The Australian study used a much larger number of samples, they originated from naturally infected beef cattle, and the diagnostic assay was the high throughput PCR (Plain, 2014). The ability to pool 10 samples instead of 5 obviously decreases the laboratory costs for the producer by half with apparently little or no loss in diagnostic accuracy. If widely adopted, this would encourage more testing and verification of cattle herds that are not MAP-infected which then would be preferred sources of replacement cattle. These cattle could sell at premium prices thus allowing the herd owner to recoup the costs of attaining a test-negative status.
Australia has been using fecal sample pooling for sheep since 2000 finding that fecal pellets from 50 sheep can be combined into a single pooled test without significant loss in MAP infection detection at the flock level (Whittington, 2000).
Due to lack of funding, few cattle herds currently participate in the US. JD program (formally called the Voluntary Johne’s Disease Herd Status Program (VJDHSP).
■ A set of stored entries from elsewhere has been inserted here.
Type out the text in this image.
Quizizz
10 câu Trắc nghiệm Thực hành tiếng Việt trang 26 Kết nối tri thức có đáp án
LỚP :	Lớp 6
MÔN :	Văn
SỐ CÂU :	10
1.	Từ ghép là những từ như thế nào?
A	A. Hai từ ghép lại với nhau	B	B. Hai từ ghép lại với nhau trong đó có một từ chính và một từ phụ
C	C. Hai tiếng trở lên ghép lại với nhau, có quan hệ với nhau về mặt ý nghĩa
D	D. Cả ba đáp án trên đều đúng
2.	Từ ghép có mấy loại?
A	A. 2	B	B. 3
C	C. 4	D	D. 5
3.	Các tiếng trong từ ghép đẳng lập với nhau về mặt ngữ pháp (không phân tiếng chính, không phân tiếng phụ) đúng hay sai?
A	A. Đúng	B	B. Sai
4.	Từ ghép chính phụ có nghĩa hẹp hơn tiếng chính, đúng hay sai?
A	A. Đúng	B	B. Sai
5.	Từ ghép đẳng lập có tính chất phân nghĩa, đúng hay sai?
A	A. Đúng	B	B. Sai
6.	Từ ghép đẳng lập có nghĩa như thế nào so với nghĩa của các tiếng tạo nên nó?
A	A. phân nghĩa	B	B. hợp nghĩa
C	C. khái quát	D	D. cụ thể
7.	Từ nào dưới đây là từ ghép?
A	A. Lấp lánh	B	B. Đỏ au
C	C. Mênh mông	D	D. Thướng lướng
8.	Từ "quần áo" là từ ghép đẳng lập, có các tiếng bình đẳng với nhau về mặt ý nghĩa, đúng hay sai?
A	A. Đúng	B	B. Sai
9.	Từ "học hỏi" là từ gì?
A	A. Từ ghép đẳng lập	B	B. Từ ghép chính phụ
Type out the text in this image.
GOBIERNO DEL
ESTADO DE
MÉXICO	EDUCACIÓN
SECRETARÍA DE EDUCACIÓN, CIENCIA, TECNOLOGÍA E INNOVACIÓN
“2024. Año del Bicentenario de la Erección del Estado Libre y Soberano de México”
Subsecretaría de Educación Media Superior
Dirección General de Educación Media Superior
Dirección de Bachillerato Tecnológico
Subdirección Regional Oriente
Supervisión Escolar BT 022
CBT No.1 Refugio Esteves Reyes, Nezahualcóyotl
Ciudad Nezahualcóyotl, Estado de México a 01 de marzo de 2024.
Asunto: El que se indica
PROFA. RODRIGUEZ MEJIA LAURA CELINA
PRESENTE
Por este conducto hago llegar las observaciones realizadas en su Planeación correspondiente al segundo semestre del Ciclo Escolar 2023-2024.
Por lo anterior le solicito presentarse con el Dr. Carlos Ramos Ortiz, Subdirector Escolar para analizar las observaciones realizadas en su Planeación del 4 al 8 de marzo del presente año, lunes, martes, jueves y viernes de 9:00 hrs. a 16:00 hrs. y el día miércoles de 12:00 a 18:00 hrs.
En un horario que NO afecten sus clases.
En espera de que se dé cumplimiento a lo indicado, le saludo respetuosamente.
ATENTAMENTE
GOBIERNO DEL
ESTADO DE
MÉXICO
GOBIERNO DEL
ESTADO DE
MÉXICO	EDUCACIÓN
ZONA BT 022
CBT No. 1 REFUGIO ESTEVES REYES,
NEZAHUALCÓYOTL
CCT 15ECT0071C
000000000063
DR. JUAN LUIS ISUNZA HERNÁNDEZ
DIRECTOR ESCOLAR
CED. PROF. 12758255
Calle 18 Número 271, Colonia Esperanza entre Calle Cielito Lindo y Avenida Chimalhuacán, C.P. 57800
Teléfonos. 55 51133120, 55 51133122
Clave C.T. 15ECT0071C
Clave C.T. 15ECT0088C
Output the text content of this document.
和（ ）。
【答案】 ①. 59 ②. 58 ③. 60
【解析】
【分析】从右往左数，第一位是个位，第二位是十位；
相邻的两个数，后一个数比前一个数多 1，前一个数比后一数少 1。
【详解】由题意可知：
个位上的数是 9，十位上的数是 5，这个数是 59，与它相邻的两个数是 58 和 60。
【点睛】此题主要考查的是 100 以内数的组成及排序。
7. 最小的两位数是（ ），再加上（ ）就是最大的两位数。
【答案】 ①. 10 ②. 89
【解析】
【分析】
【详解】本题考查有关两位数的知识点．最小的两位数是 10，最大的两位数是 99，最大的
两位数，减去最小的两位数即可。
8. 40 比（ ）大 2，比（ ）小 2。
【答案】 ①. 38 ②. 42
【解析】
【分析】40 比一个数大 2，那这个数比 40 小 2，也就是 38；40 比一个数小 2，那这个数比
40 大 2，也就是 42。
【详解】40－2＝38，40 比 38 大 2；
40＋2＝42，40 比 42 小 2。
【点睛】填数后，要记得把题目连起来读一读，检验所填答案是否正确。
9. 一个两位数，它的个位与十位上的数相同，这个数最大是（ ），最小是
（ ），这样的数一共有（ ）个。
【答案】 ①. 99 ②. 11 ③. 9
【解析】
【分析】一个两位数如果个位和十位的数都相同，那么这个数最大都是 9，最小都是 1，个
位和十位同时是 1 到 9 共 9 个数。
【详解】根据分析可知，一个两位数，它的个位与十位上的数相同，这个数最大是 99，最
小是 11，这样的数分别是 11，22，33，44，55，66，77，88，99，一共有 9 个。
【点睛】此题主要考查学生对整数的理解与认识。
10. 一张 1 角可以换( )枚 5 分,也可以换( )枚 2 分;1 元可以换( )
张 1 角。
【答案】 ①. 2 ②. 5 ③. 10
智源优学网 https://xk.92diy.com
Thus, for herd owners simply wanting the least cost JD surveillance program, without concern for formal USDA recognition of the herd JD status, then it makes sense to use the 10 fecals/pool testing scheme.
Lastly, samples should be carefully collected, packaged and shipped refrigerated to the lab. The containers should seal tightly to prevent leakage. Below is an example of how NOT to send fecal samples. These snap-top containers were filled too full and not refrigerated causing gas to be produced popping the tops off the containers making for a poopy mess and cross-contamination of samples rendering them useless. The photo above shows well-collected and labeled bovine fecal samples in Whirlpack bags.